There are still some limitations in this study. Only two of the nine parameters involved in the model optimization obtained a reduced range of values using the GLUE method in combination with the sensitivity analysis process. Nevertheless, for a complex hydrological model, it is common to involve more parameters in model optimization. Often more than one parameter in different models and study areas can be used to obtain more accurate parameter intervals by uncertainty analysis [
57,
58,
59]. Considering a suitable range of uncertainty parameter values after sensitivity analysis for model parameter optimization will further improve the model simulation accuracy. Adding the objective constraint function in constructing the fitness function may not be perfect compared with other multi-objective Genetic Algorithms.
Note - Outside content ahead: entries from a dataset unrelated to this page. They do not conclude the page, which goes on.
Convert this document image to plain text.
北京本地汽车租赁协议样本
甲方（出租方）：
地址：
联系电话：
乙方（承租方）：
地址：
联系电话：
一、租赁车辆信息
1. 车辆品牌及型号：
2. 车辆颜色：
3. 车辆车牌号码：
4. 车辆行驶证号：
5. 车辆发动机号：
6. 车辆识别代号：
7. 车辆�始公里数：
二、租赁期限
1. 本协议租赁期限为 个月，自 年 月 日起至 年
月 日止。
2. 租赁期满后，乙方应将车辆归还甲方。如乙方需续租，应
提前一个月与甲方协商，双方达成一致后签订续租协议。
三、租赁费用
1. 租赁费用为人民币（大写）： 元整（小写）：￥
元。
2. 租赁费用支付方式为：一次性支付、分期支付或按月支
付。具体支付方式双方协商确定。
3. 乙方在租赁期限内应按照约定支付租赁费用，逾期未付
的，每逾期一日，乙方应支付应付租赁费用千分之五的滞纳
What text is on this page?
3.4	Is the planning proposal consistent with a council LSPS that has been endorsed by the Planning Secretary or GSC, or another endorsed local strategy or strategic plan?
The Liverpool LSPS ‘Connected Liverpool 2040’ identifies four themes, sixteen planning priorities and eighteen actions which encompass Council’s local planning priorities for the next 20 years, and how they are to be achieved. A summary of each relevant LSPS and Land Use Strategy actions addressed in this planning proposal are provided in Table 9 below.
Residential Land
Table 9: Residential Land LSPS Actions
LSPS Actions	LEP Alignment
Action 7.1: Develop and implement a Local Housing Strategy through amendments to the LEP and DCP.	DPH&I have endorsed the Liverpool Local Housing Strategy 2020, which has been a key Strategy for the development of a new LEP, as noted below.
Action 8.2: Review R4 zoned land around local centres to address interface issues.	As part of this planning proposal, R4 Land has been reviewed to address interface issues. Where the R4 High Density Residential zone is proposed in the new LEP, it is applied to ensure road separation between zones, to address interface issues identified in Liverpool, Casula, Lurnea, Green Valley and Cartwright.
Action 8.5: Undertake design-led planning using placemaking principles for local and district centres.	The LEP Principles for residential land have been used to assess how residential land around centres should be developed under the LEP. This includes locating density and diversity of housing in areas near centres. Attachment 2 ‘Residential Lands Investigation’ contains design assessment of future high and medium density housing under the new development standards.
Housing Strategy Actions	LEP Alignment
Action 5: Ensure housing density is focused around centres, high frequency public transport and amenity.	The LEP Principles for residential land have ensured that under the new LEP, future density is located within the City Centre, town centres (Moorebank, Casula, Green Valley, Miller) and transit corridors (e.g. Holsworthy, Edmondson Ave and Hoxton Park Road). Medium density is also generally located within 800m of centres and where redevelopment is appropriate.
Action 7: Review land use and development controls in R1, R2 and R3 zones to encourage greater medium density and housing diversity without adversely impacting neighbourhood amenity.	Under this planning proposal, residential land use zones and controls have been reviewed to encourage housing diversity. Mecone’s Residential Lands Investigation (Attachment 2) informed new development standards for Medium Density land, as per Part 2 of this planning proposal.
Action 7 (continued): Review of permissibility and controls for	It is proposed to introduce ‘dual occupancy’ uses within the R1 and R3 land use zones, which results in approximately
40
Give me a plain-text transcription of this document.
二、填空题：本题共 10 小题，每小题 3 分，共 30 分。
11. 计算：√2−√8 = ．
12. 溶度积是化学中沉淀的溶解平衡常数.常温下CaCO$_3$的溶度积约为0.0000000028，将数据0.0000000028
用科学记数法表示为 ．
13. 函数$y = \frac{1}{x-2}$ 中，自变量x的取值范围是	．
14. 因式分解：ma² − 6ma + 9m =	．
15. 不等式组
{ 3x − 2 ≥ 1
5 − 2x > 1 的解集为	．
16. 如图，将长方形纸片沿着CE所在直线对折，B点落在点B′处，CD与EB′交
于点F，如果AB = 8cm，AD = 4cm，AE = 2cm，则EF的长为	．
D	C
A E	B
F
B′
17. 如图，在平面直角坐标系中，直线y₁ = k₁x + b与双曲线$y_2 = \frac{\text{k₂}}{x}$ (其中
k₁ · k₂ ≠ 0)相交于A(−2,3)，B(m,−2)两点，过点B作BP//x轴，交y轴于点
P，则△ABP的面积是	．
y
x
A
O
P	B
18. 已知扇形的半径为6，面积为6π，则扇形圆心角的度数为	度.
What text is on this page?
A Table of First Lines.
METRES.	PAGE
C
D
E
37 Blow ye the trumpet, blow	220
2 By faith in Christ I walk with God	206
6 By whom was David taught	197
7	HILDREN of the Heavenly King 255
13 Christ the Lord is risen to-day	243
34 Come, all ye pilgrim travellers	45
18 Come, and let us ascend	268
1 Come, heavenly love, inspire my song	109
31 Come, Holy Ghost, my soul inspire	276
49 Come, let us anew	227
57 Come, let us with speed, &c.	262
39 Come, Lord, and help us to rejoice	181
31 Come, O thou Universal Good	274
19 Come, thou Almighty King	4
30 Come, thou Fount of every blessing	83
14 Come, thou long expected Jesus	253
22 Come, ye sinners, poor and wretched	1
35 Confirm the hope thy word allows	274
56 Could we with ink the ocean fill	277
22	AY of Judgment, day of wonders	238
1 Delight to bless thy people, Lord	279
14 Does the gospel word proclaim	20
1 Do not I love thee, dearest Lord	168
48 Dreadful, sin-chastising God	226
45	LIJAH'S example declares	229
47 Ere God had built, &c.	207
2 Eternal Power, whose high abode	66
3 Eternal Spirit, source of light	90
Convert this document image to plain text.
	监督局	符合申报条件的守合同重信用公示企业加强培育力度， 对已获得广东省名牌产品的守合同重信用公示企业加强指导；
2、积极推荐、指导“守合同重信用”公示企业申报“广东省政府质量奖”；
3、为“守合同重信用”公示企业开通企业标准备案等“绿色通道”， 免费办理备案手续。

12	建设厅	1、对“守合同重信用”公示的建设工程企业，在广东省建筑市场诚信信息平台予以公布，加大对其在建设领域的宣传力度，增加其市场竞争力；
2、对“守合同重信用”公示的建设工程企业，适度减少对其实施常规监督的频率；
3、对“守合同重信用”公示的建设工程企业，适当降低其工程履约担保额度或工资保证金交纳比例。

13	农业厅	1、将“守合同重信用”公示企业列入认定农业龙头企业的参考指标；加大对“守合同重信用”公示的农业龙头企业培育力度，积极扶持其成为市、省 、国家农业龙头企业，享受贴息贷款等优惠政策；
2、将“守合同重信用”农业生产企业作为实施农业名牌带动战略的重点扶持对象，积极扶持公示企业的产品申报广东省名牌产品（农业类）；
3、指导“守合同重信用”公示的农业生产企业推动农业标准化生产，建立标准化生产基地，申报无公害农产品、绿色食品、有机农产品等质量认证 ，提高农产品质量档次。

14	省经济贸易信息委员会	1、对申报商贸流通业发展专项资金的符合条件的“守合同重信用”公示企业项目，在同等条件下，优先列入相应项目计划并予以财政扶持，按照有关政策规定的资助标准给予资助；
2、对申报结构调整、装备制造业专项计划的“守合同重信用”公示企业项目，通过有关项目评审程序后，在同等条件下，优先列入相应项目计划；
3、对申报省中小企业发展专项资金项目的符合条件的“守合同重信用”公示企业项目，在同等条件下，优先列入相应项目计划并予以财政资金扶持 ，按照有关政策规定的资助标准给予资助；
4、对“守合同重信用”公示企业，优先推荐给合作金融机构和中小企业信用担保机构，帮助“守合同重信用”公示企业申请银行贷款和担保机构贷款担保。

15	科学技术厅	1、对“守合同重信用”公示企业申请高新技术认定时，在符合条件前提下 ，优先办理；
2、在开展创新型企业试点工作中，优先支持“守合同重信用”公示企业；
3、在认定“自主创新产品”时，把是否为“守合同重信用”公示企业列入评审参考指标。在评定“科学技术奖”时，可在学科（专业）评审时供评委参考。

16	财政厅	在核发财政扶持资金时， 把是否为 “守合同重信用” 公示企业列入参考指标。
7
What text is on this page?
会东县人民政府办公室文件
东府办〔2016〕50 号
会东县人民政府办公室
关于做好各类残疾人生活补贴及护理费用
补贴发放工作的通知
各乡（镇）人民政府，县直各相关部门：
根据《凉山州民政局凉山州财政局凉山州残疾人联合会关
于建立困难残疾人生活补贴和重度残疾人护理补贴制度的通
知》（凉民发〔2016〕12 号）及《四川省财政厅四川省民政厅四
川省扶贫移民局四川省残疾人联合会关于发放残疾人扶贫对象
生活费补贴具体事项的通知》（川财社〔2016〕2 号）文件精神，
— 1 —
Despite the limitations in this study, the optimization process of the Genetic Algorithm based on the integrated Morris and GLUE method still improves SWMM’s simulation accuracy. The uncertainty involving the selection of optimization parameters is reduced, and the algorithm’s optimization-seeking interval is narrowed. In particular, the N-conduit is reduced from (0.009, 0.024) to (0.009, 0018), and the N-imperv is reduced from (0.011, 0.05) to (0.011, 0.042). This study’s threshold value is 0.7 for NSE, widely selected in urban hydraulic modeling. Selecting different thresholds results in distinct sets of behavioral parameters. As the threshold value selected for the likelihood objective function increases, the range of practical parameter sets taken is smaller. Although the reduction in the range of values is insignificant, it reduces the average 3.2% peak error of the model simulation during the optimization period (
Table 6). Furthermore, after adding the objective function constraint, the Genetic Algorithm further reduces the error of the model flow simulation process.